COPYRIGHT

Senator Vows to Topple Anti-Piracy Bill with StopCensorship.org

Nov 29, 2011 10:01 am | PC World
Senator Ron Wyden threatens filibuster to stop the Stop Online Piracy Act.

by Sarah Jacobsson Purewal

Senator Ron Wyden, an Oregon Democrat, is calling on the public to help fight two Internet censorship bills, the Stop Online Piracy Act (SOPA), and the Protect IP Act (PIPA). Wyden is also threatening to filibuster the legislation if it comes up for a vote.

Wyden claims both bills will do damage to the economy and restrict free speech.

The Protect IP Act is a piece of anti-piracy legislation that, if passed, will allow theU.S. Department of Justice to seek court orders that will require Internet service providers to shut down websites accused of copyright infringement.

PIPA is the Senate version of the anti-piracy bill, and was introduced in May 2011, while SOPA is the "corrected" House version, and was introduced at the end of October.

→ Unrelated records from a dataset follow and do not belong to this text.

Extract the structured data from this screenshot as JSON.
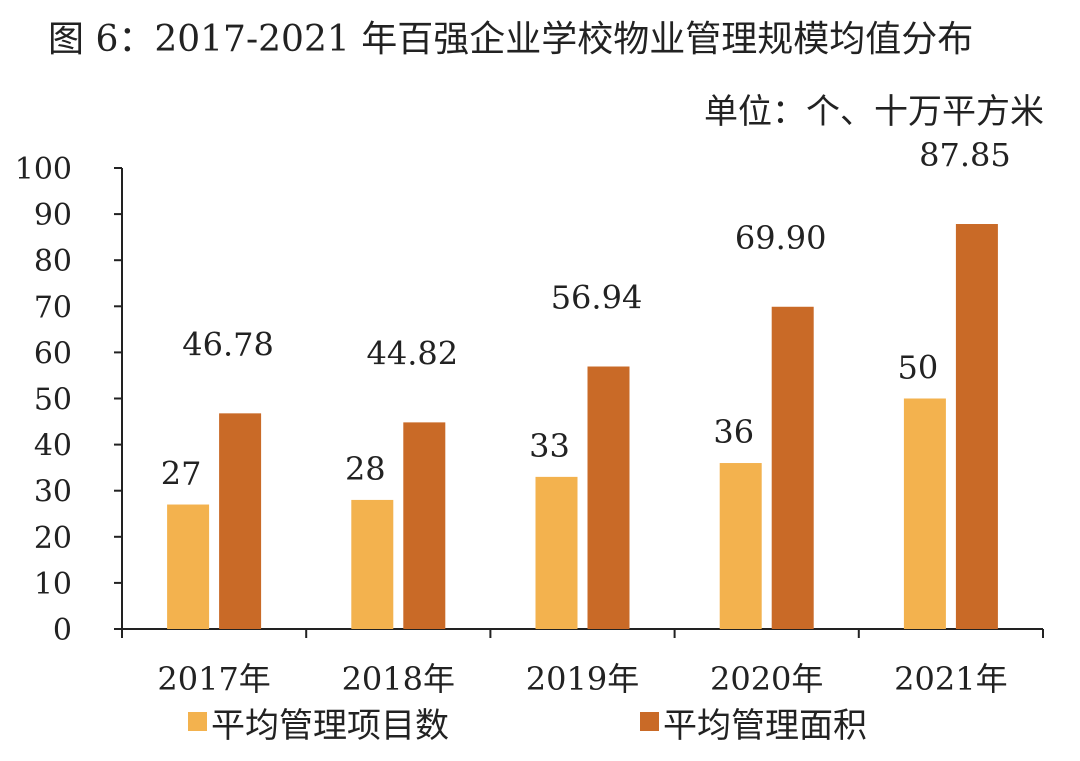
{
  "title": "图 6：2017-2021 年百强企业学校物业管理规模均值分布",
  "unit": "单位：个、十万平方米",
  "colors": {
    "series1": "#F3B24E",
    "series2": "#C96A27",
    "axis": "#222222"
  },
  "chart_data": {
    "type": "bar",
    "title": "图 6：2017-2021 年百强企业学校物业管理规模均值分布",
    "ylabel": "单位：个、十万平方米",
    "xlabel": "",
    "ylim": [
      0,
      100
    ],
    "yticks": [
      0,
      10,
      20,
      30,
      40,
      50,
      60,
      70,
      80,
      90,
      100
    ],
    "categories": [
      "2017年",
      "2018年",
      "2019年",
      "2020年",
      "2021年"
    ],
    "series": [
      {
        "name": "平均管理项目数",
        "values": [
          27,
          28,
          33,
          36,
          50
        ],
        "labels": [
          "27",
          "28",
          "33",
          "36",
          "50"
        ]
      },
      {
        "name": "平均管理面积",
        "values": [
          46.78,
          44.82,
          56.94,
          69.9,
          87.85
        ],
        "labels": [
          "46.78",
          "44.82",
          "56.94",
          "69.90",
          "87.85"
        ]
      }
    ],
    "legend": "bottom"
  }
}
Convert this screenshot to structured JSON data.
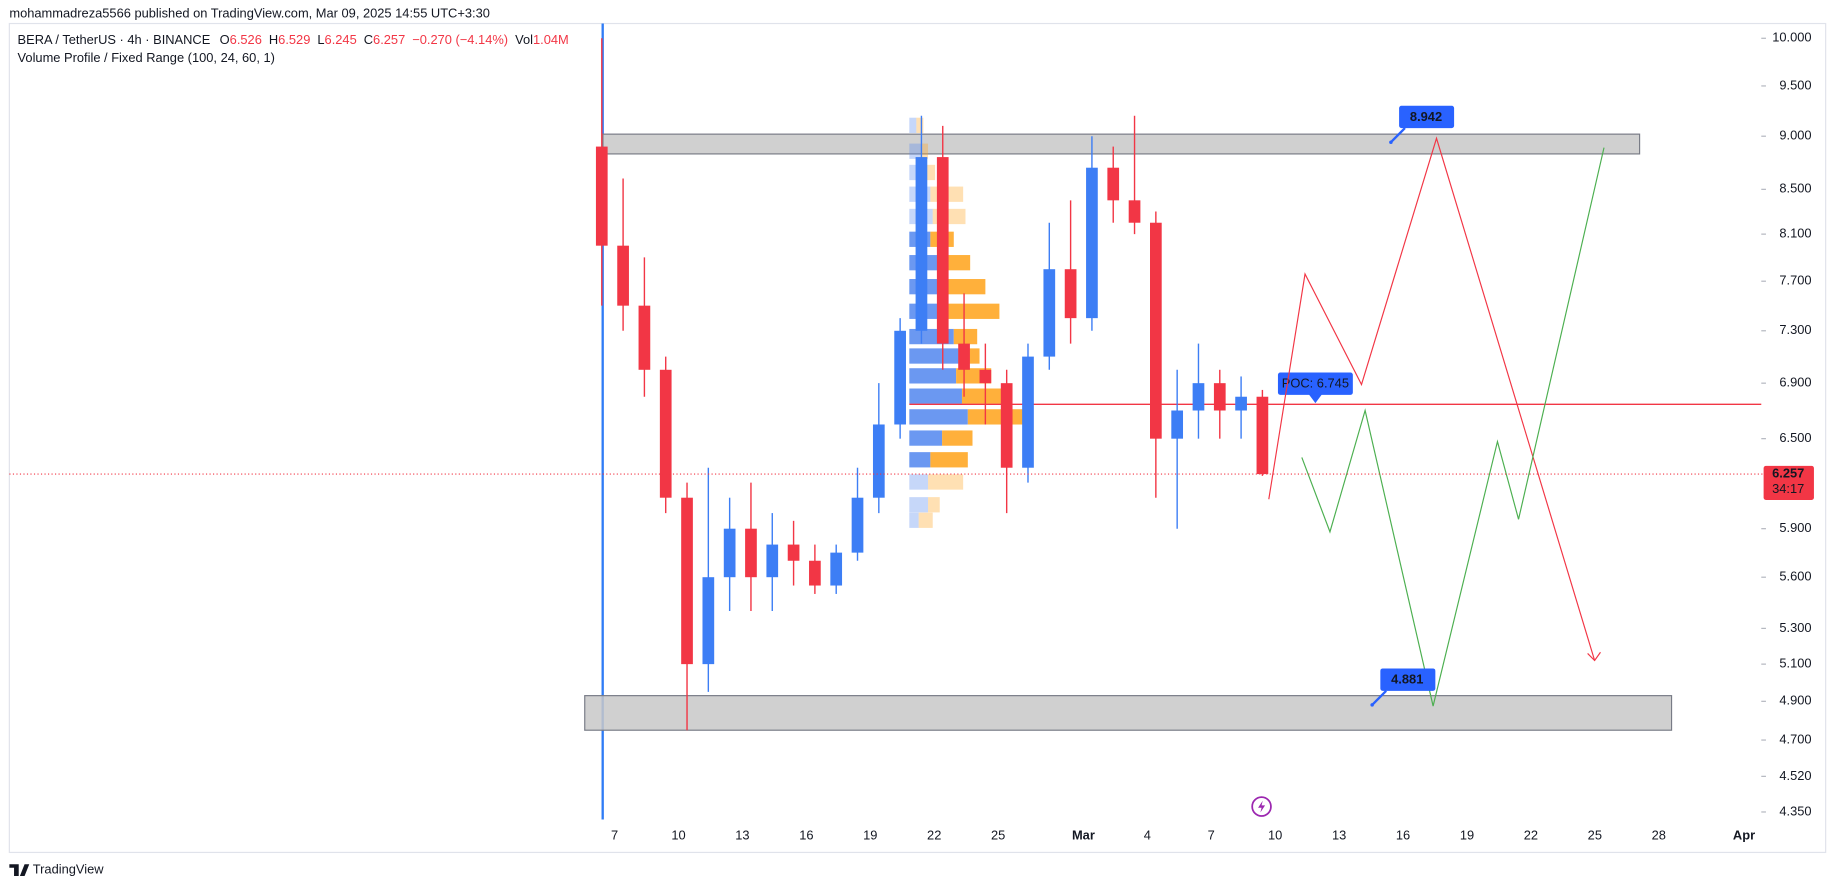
{
  "header": {
    "publisher": "mohammadreza5566 published on TradingView.com, Mar 09, 2025 14:55 UTC+3:30"
  },
  "legend": {
    "symbol": "BERA / TetherUS · 4h · BINANCE",
    "open_label": "O",
    "open": "6.526",
    "high_label": "H",
    "high": "6.529",
    "low_label": "L",
    "low": "6.245",
    "close_label": "C",
    "close": "6.257",
    "change": "−0.270 (−4.14%)",
    "volume_label": "Vol",
    "volume": "1.04M",
    "indicator": "Volume Profile / Fixed Range (100, 24, 60, 1)"
  },
  "chart_data": {
    "type": "candlestick",
    "log_scale": true,
    "grid": false,
    "up_color": "#3d7ef5",
    "down_color": "#f23645",
    "x": [
      37,
      38,
      39,
      40,
      41,
      42,
      43,
      44,
      45,
      46,
      47,
      48,
      49,
      50,
      51,
      52,
      53,
      54,
      55,
      56,
      57,
      58,
      59,
      60,
      61,
      62,
      63,
      64,
      65,
      66,
      67,
      68
    ],
    "open": [
      8.9,
      8.0,
      7.5,
      7.0,
      6.1,
      5.1,
      5.6,
      5.9,
      5.6,
      5.8,
      5.7,
      5.55,
      5.75,
      6.1,
      6.6,
      7.3,
      8.8,
      7.2,
      7.0,
      6.9,
      6.3,
      7.1,
      7.8,
      7.4,
      8.7,
      8.4,
      8.2,
      6.5,
      6.7,
      6.9,
      6.7,
      6.8
    ],
    "high": [
      10.0,
      8.6,
      7.9,
      7.1,
      6.2,
      6.3,
      6.1,
      6.2,
      6.0,
      5.95,
      5.8,
      5.8,
      6.3,
      6.9,
      7.4,
      9.2,
      9.1,
      7.6,
      7.2,
      7.0,
      7.2,
      8.2,
      8.4,
      9.0,
      8.9,
      9.2,
      8.3,
      7.0,
      7.2,
      7.0,
      6.95,
      6.85
    ],
    "low": [
      7.5,
      7.3,
      6.8,
      6.0,
      4.75,
      4.95,
      5.4,
      5.4,
      5.4,
      5.55,
      5.5,
      5.5,
      5.7,
      6.0,
      6.5,
      7.2,
      7.0,
      6.8,
      6.6,
      6.0,
      6.2,
      7.0,
      7.2,
      7.3,
      8.2,
      8.1,
      6.1,
      5.9,
      6.5,
      6.5,
      6.5,
      6.245
    ],
    "close": [
      8.0,
      7.5,
      7.0,
      6.1,
      5.1,
      5.6,
      5.9,
      5.6,
      5.8,
      5.7,
      5.55,
      5.75,
      6.1,
      6.6,
      7.3,
      8.8,
      7.2,
      7.0,
      6.9,
      6.3,
      7.1,
      7.8,
      7.4,
      8.7,
      8.4,
      8.2,
      6.5,
      6.7,
      6.9,
      6.7,
      6.8,
      6.257
    ],
    "xlim": [
      9.6,
      91.7
    ],
    "xticks": [
      {
        "value": 38,
        "label": "7"
      },
      {
        "value": 41,
        "label": "10"
      },
      {
        "value": 44,
        "label": "13"
      },
      {
        "value": 47,
        "label": "16"
      },
      {
        "value": 50,
        "label": "19"
      },
      {
        "value": 53,
        "label": "22"
      },
      {
        "value": 56,
        "label": "25"
      },
      {
        "value": 60,
        "label": "Mar"
      },
      {
        "value": 63,
        "label": "4"
      },
      {
        "value": 66,
        "label": "7"
      },
      {
        "value": 69,
        "label": "10"
      },
      {
        "value": 72,
        "label": "13"
      },
      {
        "value": 75,
        "label": "16"
      },
      {
        "value": 78,
        "label": "19"
      },
      {
        "value": 81,
        "label": "22"
      },
      {
        "value": 84,
        "label": "25"
      },
      {
        "value": 87,
        "label": "28"
      },
      {
        "value": 91,
        "label": "Apr"
      }
    ],
    "ylim": [
      4.17,
      10.16
    ],
    "yticks": [
      {
        "value": 10,
        "label": "10.000"
      },
      {
        "value": 9.5,
        "label": "9.500"
      },
      {
        "value": 9,
        "label": "9.000"
      },
      {
        "value": 8.5,
        "label": "8.500"
      },
      {
        "value": 8.1,
        "label": "8.100"
      },
      {
        "value": 7.7,
        "label": "7.700"
      },
      {
        "value": 7.3,
        "label": "7.300"
      },
      {
        "value": 6.9,
        "label": "6.900"
      },
      {
        "value": 6.5,
        "label": "6.500"
      },
      {
        "value": 5.9,
        "label": "5.900"
      },
      {
        "value": 5.6,
        "label": "5.600"
      },
      {
        "value": 5.3,
        "label": "5.300"
      },
      {
        "value": 5.1,
        "label": "5.100"
      },
      {
        "value": 4.9,
        "label": "4.900"
      },
      {
        "value": 4.7,
        "label": "4.700"
      },
      {
        "value": 4.52,
        "label": "4.520"
      },
      {
        "value": 4.35,
        "label": "4.350"
      }
    ],
    "volume_profile": {
      "up_color": "#5b8def",
      "down_color": "#ffa726",
      "levels": [
        9.1,
        8.85,
        8.65,
        8.45,
        8.25,
        8.05,
        7.85,
        7.65,
        7.45,
        7.25,
        7.1,
        6.95,
        6.8,
        6.65,
        6.5,
        6.35,
        6.2,
        6.05,
        5.95
      ],
      "up_volume": [
        6,
        10,
        12,
        18,
        20,
        18,
        28,
        30,
        32,
        38,
        42,
        40,
        45,
        50,
        28,
        18,
        16,
        16,
        8
      ],
      "down_volume": [
        6,
        6,
        10,
        28,
        28,
        20,
        24,
        35,
        45,
        20,
        18,
        30,
        38,
        54,
        26,
        32,
        30,
        10,
        12
      ],
      "poc": 6.745,
      "poc_label": "POC: 6.745",
      "poc_color": "#f23645"
    },
    "zones": [
      {
        "x": [
          37.45,
          86.1
        ],
        "y": [
          8.83,
          9.02
        ]
      },
      {
        "x": [
          36.6,
          87.6
        ],
        "y": [
          4.75,
          4.93
        ]
      }
    ],
    "paths": [
      {
        "color": "#f23645",
        "x": [
          68.7,
          70.4,
          73.05,
          76.57,
          83.99
        ],
        "y": [
          6.09,
          7.76,
          6.89,
          8.98,
          5.12
        ]
      },
      {
        "color": "#4caf50",
        "x": [
          70.25,
          71.57,
          73.22,
          76.41,
          79.43,
          80.42,
          84.43
        ],
        "y": [
          6.37,
          5.88,
          6.7,
          4.875,
          6.48,
          5.96,
          8.89
        ]
      }
    ],
    "price_labels": [
      {
        "x": 74.43,
        "value": 8.942
      },
      {
        "x": 73.55,
        "value": 4.881
      }
    ],
    "last_price": 6.257,
    "countdown": "34:17"
  },
  "footer": {
    "brand": "TradingView"
  }
}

Among other things "corrected" in SOPA, there's a new provision that makes posting YouTube videos with copyrighted music--even if it's playing in the background--a felony.

[RELATED: The US Stop Online Piracy Act: A Primer]

The Stop Online Piracy Act, if passed, would allow the U.S. Department of Justice (and other copyright holders) to seek court orders that will require online ad networks, payment processors (such as Visa and PayPal), and other organizations to block payments to websites and services accused of copyright infringement.

Wyden's team, working with activist group Demand Progress, has set up a website--StopCensorship.org--where people can fill out a form to urge lawmakers to oppose the censorship legislation. People who do not support SOPA and PIPA can also ask Wyden to read their names during the filibuster.

"Bills like PIPA and SOPA will do lasting damage to one of the fastest growing, job-creating sectors of our economy: the Internet," Wyden says in a YouTube video. "The at-all-costs approach that these bills take to protect the intellectual property sacrifices cyber-security while restricting free speech and innovation."